I also have a terrible jealous writer-crush on Marilynne Robinson. Observe:
“It has seemed to me sometimes as though the Lord breathes on this poor grey ember of Creation and it turns to radiance—for a moment or a year or the span of a life. And then it sinks back into itself again, and to look at it no one would know it had anything to do with fire, or light.”
-Marilynne Robinson, Gilead
And isn’t this just perfect?:
“His face has been worn down by too much patience.”
-Michael Cunningham, “White Angel”
Then, of course, Lorrie Moore, the master of wry observation:
“‘I hate those sexy witches. It’s not in the spirit of Halloween,’ said Evan.”
-Lorrie Moore, “You’re Ugly, Too”
Have you read Ann Pancake before? She’s another of my writer-crushes:
“Frost lay on the grass. It crackled when we crossed it to the tracks, a skiff of ice bleached every tie, and when I drew air, I felt my insides whiten up.”
-Ann Pancake, “Sister”
And finally, the master of sentences, Virginia Woolf. This one is my favorite, mainly because she could have told us, quite simply, the time. But why do that when you’re Virginia Woolf, for heaven’s sake?
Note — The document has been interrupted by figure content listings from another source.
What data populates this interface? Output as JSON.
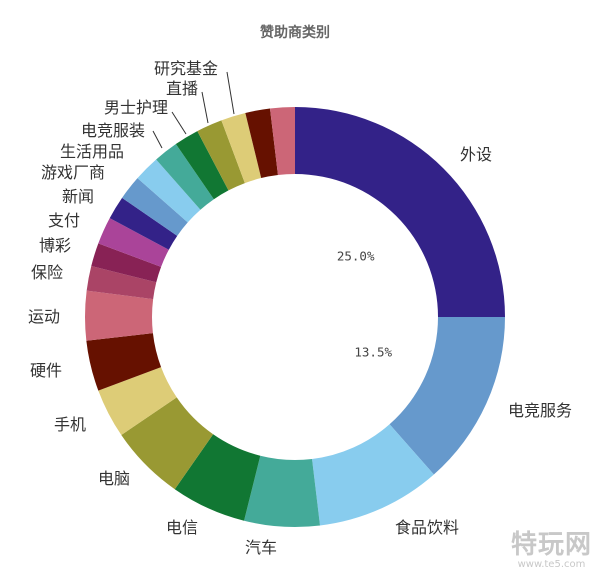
{
  "chart_data": {
    "type": "pie",
    "donut": true,
    "title": "赞助商类别",
    "start": "top",
    "direction": "clockwise",
    "legend": "none",
    "slices": [
      {
        "label": "外设",
        "value": 25.0,
        "color": "#332288",
        "value_label": "25.0%"
      },
      {
        "label": "电竞服务",
        "value": 13.5,
        "color": "#6699cc",
        "value_label": "13.5%"
      },
      {
        "label": "食品饮料",
        "value": 9.6,
        "color": "#88ccee"
      },
      {
        "label": "汽车",
        "value": 5.8,
        "color": "#44aa99"
      },
      {
        "label": "电信",
        "value": 5.8,
        "color": "#117733"
      },
      {
        "label": "电脑",
        "value": 5.8,
        "color": "#999933"
      },
      {
        "label": "手机",
        "value": 3.8,
        "color": "#ddcc77"
      },
      {
        "label": "硬件",
        "value": 3.9,
        "color": "#661100"
      },
      {
        "label": "运动",
        "value": 3.8,
        "color": "#cc6677"
      },
      {
        "label": "保险",
        "value": 1.9,
        "color": "#aa4466"
      },
      {
        "label": "博彩",
        "value": 1.8,
        "color": "#882255"
      },
      {
        "label": "支付",
        "value": 2.1,
        "color": "#aa4499"
      },
      {
        "label": "新闻",
        "value": 1.8,
        "color": "#332288"
      },
      {
        "label": "游戏厂商",
        "value": 1.9,
        "color": "#6699cc"
      },
      {
        "label": "生活用品",
        "value": 2.0,
        "color": "#88ccee"
      },
      {
        "label": "电竞服装",
        "value": 1.9,
        "color": "#44aa99"
      },
      {
        "label": "男士护理",
        "value": 1.9,
        "color": "#117733"
      },
      {
        "label": "直播",
        "value": 2.0,
        "color": "#999933"
      },
      {
        "label": "研究基金",
        "value": 1.9,
        "color": "#ddcc77"
      },
      {
        "label": "",
        "value": 1.9,
        "color": "#661100"
      },
      {
        "label": "",
        "value": 1.9,
        "color": "#cc6677"
      }
    ]
  },
  "watermark": {
    "logo_text": "特玩网",
    "url_text": "www.te5.com"
  }
}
“Shredding and slicing, dividing and subdividing, the clocks of Harley Street nibbled at the June day, counselled submission, upheld authority, and pointed out in chorus the supreme advantages of a sense of proportion, until the mound of time was so far diminished that a commercial clock, suspended above a shop in Oxford street, announced, genially and fraternally, as if it were a pleasure to Messrs. Rigby and Lowndes to give the information gratis, that it was half-past one.”
-Virginia Woolf, Mrs. Dalloway
Who are your Kings and Queens of sentences? And if you have the wherewithal, and the time, would you like to share a few?